La Chambre a rendu son Ordonnance en reconnaissant particulièrement les souffrances des victimes de violences sexuelles et à caractère sexiste et en adoptant des principes supplémentaires qui devraient guider chaque étape du processus de réparation, y compris, entre autres, une approche des réparations sensible au genre et inclusive à son égard, en tenant dûment compte et en répondant aux besoins spécifiques de tous les individus, sans discrimination fondée sur le sexe ou l’identité de genre.

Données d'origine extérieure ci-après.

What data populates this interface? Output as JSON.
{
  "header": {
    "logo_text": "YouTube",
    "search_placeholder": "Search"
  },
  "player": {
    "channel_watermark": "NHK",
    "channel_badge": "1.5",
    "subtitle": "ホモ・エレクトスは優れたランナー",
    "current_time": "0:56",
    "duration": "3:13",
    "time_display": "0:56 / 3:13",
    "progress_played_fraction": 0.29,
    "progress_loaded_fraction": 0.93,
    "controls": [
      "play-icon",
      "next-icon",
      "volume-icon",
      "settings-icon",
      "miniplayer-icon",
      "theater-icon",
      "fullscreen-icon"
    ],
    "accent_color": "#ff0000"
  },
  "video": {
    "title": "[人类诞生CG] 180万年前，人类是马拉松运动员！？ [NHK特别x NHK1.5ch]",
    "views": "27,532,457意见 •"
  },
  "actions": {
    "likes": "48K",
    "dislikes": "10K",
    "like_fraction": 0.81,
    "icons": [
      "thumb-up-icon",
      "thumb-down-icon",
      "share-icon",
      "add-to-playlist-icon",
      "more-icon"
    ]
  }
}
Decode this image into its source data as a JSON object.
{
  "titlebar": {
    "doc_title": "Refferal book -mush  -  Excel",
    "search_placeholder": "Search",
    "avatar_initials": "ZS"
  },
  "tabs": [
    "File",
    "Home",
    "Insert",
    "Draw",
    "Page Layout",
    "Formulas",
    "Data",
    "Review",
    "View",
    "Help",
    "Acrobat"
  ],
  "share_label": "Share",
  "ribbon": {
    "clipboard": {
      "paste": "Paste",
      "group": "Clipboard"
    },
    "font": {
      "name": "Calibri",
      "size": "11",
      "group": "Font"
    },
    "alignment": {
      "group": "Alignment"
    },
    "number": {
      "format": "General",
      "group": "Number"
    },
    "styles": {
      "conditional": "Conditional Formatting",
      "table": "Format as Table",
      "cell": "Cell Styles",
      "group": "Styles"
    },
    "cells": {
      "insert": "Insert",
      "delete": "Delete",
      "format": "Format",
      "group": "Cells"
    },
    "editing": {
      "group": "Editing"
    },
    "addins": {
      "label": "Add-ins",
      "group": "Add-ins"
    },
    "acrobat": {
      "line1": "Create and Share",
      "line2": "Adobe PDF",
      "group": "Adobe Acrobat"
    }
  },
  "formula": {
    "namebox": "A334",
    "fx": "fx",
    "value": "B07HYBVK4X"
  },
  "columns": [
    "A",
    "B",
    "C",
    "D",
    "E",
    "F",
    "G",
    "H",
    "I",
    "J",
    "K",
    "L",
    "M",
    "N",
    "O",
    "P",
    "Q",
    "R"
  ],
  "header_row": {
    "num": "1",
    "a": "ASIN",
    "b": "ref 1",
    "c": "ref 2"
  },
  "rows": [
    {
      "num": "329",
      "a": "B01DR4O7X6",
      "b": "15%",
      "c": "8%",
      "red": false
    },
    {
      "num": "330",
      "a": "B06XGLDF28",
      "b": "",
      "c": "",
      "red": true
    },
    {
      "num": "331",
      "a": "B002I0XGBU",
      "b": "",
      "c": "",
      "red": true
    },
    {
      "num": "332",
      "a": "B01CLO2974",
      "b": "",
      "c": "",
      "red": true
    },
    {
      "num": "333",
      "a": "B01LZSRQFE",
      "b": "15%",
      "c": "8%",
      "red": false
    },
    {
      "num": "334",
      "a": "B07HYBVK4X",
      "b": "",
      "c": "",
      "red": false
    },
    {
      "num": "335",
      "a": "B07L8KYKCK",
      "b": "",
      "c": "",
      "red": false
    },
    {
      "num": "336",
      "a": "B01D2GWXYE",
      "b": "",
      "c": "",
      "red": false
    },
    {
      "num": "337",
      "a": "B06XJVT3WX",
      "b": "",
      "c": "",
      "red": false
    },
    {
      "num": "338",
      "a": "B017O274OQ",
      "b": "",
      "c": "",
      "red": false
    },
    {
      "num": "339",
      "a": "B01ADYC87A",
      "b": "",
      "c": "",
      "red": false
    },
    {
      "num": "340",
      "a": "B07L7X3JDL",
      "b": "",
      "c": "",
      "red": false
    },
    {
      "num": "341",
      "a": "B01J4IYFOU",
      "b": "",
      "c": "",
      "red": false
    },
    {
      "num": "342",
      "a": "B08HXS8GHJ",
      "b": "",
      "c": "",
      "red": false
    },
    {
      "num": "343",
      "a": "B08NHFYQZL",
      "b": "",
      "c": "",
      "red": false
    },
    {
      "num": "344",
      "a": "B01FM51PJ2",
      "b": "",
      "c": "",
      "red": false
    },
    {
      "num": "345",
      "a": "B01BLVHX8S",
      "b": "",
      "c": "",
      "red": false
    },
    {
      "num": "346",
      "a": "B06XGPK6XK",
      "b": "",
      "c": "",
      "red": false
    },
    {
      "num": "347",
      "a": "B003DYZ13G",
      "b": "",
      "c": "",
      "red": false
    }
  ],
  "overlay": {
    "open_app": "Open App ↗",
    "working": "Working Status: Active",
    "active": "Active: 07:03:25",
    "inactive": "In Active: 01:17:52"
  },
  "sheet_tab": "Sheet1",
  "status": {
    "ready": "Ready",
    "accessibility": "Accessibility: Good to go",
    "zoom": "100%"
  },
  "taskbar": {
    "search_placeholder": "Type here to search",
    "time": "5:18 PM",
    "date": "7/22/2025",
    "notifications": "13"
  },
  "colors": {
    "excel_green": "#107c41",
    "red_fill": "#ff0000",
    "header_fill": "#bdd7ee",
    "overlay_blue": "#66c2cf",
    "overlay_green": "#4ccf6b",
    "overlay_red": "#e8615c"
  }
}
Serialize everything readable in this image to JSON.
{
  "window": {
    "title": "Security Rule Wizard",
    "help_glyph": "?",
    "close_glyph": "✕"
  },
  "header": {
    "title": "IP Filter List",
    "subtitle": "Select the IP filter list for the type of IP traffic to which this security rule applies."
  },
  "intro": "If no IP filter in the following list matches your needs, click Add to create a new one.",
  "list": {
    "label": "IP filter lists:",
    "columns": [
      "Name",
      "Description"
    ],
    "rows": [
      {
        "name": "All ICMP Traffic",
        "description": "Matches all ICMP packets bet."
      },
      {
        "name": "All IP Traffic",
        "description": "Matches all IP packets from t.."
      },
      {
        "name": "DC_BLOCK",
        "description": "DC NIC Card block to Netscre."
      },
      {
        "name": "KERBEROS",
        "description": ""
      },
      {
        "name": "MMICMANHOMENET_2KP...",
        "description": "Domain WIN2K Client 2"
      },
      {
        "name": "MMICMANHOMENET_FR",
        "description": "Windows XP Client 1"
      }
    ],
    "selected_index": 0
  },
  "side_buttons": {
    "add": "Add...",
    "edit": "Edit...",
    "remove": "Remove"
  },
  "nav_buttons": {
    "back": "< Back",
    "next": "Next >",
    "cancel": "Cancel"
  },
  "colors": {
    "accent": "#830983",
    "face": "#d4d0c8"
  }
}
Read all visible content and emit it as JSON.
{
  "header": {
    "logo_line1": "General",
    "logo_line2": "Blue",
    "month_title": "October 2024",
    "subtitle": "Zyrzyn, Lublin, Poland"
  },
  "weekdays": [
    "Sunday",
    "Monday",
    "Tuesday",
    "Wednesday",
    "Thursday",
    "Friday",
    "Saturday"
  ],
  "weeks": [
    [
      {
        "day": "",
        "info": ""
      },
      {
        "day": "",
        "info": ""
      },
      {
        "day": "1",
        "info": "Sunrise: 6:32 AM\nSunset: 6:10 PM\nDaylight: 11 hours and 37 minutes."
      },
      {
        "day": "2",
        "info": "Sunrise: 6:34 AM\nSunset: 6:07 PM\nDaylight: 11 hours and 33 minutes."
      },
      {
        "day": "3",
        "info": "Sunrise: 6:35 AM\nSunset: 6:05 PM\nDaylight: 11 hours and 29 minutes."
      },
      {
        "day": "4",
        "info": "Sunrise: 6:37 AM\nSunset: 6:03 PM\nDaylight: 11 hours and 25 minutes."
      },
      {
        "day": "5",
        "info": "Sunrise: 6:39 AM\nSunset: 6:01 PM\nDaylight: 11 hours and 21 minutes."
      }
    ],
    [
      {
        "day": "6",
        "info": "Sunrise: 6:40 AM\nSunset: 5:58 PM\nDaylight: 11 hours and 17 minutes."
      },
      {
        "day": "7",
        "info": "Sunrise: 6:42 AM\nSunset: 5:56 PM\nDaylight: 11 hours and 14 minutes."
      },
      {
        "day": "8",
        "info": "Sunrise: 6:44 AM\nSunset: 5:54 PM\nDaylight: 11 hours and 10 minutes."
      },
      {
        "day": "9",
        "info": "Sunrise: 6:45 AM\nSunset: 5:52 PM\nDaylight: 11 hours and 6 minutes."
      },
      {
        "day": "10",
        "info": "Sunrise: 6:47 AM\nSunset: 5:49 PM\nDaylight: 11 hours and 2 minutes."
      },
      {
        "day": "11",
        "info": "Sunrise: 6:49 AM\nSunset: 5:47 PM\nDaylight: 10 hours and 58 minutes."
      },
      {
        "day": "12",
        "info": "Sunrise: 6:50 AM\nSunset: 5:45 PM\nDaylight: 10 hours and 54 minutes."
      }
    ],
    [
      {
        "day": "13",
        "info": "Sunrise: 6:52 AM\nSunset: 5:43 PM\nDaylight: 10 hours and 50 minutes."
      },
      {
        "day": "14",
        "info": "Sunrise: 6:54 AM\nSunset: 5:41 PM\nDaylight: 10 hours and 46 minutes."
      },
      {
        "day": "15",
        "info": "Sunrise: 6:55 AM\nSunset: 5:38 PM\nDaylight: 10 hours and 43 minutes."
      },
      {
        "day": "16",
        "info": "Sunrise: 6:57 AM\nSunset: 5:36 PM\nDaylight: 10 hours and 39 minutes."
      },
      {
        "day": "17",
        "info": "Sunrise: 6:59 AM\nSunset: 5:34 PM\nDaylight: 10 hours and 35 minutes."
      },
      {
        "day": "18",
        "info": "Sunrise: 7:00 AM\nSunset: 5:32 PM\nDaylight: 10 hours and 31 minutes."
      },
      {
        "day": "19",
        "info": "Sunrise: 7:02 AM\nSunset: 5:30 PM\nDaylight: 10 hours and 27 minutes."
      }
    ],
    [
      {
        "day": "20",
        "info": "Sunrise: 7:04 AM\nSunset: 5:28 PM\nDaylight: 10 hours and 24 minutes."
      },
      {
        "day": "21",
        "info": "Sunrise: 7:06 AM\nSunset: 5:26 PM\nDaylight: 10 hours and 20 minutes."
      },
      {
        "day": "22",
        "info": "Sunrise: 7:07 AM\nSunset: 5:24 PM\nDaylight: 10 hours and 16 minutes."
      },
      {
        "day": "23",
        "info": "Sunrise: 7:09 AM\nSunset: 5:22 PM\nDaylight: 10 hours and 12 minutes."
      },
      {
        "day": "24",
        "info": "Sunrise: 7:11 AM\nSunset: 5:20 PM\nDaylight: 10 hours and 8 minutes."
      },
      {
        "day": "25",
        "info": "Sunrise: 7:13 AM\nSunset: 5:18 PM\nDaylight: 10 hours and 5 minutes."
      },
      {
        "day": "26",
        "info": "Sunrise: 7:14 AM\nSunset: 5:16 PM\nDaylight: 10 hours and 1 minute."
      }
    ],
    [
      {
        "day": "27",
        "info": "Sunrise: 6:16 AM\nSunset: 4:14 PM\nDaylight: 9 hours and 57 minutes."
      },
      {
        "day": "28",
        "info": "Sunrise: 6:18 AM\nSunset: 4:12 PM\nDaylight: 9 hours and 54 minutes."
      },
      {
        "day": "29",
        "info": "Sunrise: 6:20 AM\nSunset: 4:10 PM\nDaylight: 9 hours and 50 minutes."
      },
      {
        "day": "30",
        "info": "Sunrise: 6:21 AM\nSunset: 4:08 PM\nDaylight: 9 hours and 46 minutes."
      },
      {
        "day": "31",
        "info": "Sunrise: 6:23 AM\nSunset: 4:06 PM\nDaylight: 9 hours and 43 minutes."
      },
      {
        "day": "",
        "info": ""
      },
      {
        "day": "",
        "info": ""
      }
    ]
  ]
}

L’Ordonnance fixe également les délais pour que le Fonds au profit des victimes soumette son projet de plan général de mise en œuvre avant le 8 septembre 2021, au plus tard, et un plan d’urgence pour les victimes prioritaires avant le 8 juin 2021, au plus tard.
Le juge Chang-ho Chung, juge président pour la procédure de réparation, a lu un résumé de l’ordonnance de réparation à l’encontre de M. Ntaganda, qui sera mise en œuvre par le biais du Fonds au profit des victimes. Le juge Chang-ho Chung a rappelé la large portée de l’affaire et le grand nombre potentiel de victimes éligibles à recevoir des réparations.
Pour rappel, le chef rebelle congolais Bosco Ntaganda avait été condamné le 7 novembre 2019 à une peine totale de 30 ans d’emprisonnement. Le temps passé en détention à la CPI – du 22 mars 2013 au 7 novembre 2019 – sera déduit de la peine.
Ntaganda avait été jugé pour 13 chefs de crimes de guerre et 5 chefs de crimes contre l’humanité. Parmi ces chefs d’accusation : meurtre et tentative de meurtre, viol, esclavage sexuel, attaque contre des civils, pillage, déplacement de civils, attaque contre des biens protégés, et enrôlement et conscription d’enfants soldats âgés de moins de 15 ans et leur utilisation pour les faire participer activement à des hostilités – tous présumés commis dans le contexte du conflit armé en Ituri en 2002 et 2003.
Qui est Bosco Ntaganda
Bosco Ntaganda est né en 1973 à Kinigi, au Rwanda. Adolescent, il s’est enfui en RD Congo au milieu des attaques contre les Tutsis au Rwanda. Il a commencé sa carrière militaire en 1990 au sein du Front patriotique rwandais (FPR), un groupe rebelle rwandais alors basé en Ouganda. Le FPR a ensuite mis fin au génocide des Tutsi en 1994 et formé le gouvernement qui est toujours au pouvoir au Rwanda.
Ntaganda avait ensuite rejoint l’Armée Patriotique Rwandaise (APR, armée formée par le FPR) et avait participé en 1996 à l’invasion militaire de la RDC par la rébellion de l’AFDL(Alliance des Forces Démocratiques pour la Libération) soutenue par le Rwanda et qui avait permis à Laurent Desiré Kabila de prendre le pouvoir en RDC.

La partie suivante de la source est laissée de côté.